Venice played a fleeting yet poignant role in Gabrielle Chanel’s life and these jewels capture the scenes of the floating city that the impressionable young Gabrielle would no doubt have soaked up. Gabrielle Chanel first visited Venice in 1920, shortly after the death of the love of her life, Boy Capel. Chanel returned to Venice in 1929 for the burial of her friend Sergei Diaghilev. She paid for the funeral and its elaborate all-white gondola cortege as the director of the Ballets Russes travelled to the San Michele island cemetery, his final resting place.
Evocative, haunting, otherworldly and dazzling, the 70 one-of-a-kind Escale à Venise jewels capture the spirit of Venice. Under the direction of Patrice Leguéreau, in charge of Jewellery Creation at Chanel, dreamlike Venice drifts into Place Vendôme. Like the city itself, where water yields to land, all is not as it seems. Shards of light bounce off unexpected surfaces, caught out of the corner of the eye. Diamonds flow out in soft ripples from around Gabrielle’s emblematic camellia and planes of perfect blue lapis lazuli create a tantalisingly fractured reality.

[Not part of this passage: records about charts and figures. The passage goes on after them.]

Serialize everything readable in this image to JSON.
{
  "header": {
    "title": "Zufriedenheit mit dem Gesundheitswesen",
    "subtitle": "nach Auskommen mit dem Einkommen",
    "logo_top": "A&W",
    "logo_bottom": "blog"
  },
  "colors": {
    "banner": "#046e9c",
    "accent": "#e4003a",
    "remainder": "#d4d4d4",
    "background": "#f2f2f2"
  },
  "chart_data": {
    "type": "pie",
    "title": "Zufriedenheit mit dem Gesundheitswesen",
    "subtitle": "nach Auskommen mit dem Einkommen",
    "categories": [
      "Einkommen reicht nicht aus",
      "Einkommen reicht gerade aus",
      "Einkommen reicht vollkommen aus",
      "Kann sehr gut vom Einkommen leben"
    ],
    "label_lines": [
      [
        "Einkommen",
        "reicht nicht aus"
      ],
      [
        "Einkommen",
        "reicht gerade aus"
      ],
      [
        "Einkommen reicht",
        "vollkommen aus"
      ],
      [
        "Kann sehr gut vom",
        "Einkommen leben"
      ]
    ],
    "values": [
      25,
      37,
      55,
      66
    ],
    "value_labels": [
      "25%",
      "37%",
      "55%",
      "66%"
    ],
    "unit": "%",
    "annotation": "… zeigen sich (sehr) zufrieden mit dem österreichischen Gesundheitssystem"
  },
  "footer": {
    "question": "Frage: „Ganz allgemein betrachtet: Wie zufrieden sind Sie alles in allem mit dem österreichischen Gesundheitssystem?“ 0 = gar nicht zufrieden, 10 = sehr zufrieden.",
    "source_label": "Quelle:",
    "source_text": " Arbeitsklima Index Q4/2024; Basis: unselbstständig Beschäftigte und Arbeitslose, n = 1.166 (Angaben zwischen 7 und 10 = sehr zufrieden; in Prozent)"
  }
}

My favourite pieces are from the Volute Vénitienne set that are one of the most literal interpretations of the city. A pair of earrings feature the blue and white striped gondolier’s mooring poles that dissolve into scintillating diamond reflections, just as they would appear on a bright day, the solid wood sinking into the lapping waters of the lagoon. I can imagine Gabrielle herself wearing the three-strand Volute Vénitienne necklace. Just as Gabrielle transformed the overlooked and mundane into something new and elegant, so the necklace combines pearls with chunky anchor chain links and striped mooring poles and little diamond-studded buoys for a new take on chic.
The Constellation Astrale set is another vivid memento of Venice. One glance at the deep blue lapis lazuli necklace studded with diamond stars and a vibrant yellow sapphires is uncannily familiar. The subtlety of this collection is revealed when you discover that the design was inspired by night sky on the façade of St. Mark’s basilica featuring the famous golden winged lion of Venice.
Architecture is also present in the Eblouissante set. As light as the setting sun playing on water, the Eblouissante necklace and earrings delicately weave together a geometric design of pink spinels, white diamonds and pearls. The symmetry of this set is a tribute to the rich decorations on the palace façades and the colourful marble floors of the churches of Venice.
Elements of Gabrielle’s life are present throughout the collection. In the Camélia Vénitien set, rock crystal mimicks the famous glass works of Murano Island and garlands of rose gold remind us of the sumptuous gilt mirrors found in the palazzos of the Gran Canale. Adapting materials and techniques shows a new facet to the famous camellia, Gabrielle’s favourite flower.
The diamond-set Camélia Baroque set echoes the magnificence and unimaginable opulence of Venice at its zenith when all the wealth of the world was traded through this small island state. The Camélia Baroque captures the spirit of the exoticism and sophistication of this era with an open ring featuring a vibrant emerald and diamond-set camellia, framed in black onyx.
No Chanel jewellery collection would be complete with a lion, the symbol of St Mark, patron saint of Venice and whose relics rest in the Basilica. The Lion Emblematique set glows with the fire of diamonds and yellow sapphires. The central medallion features a lion, a reminder of the power of this key nation in the history of Europe and beyond.
Lions are hidden in the intricate designs of the Secret rings. A majestic blue 30.92-carat sapphire is flanked by two diamond lion heads, facing out as if protecting the precious gem. A diamond-pavéd lion stands guard by a 10.07-carat D colour Flawless Type IIA pear-cut diamond. The lion was dear to Gabrielle Chanel as well as being the archetypal symbol of Venice.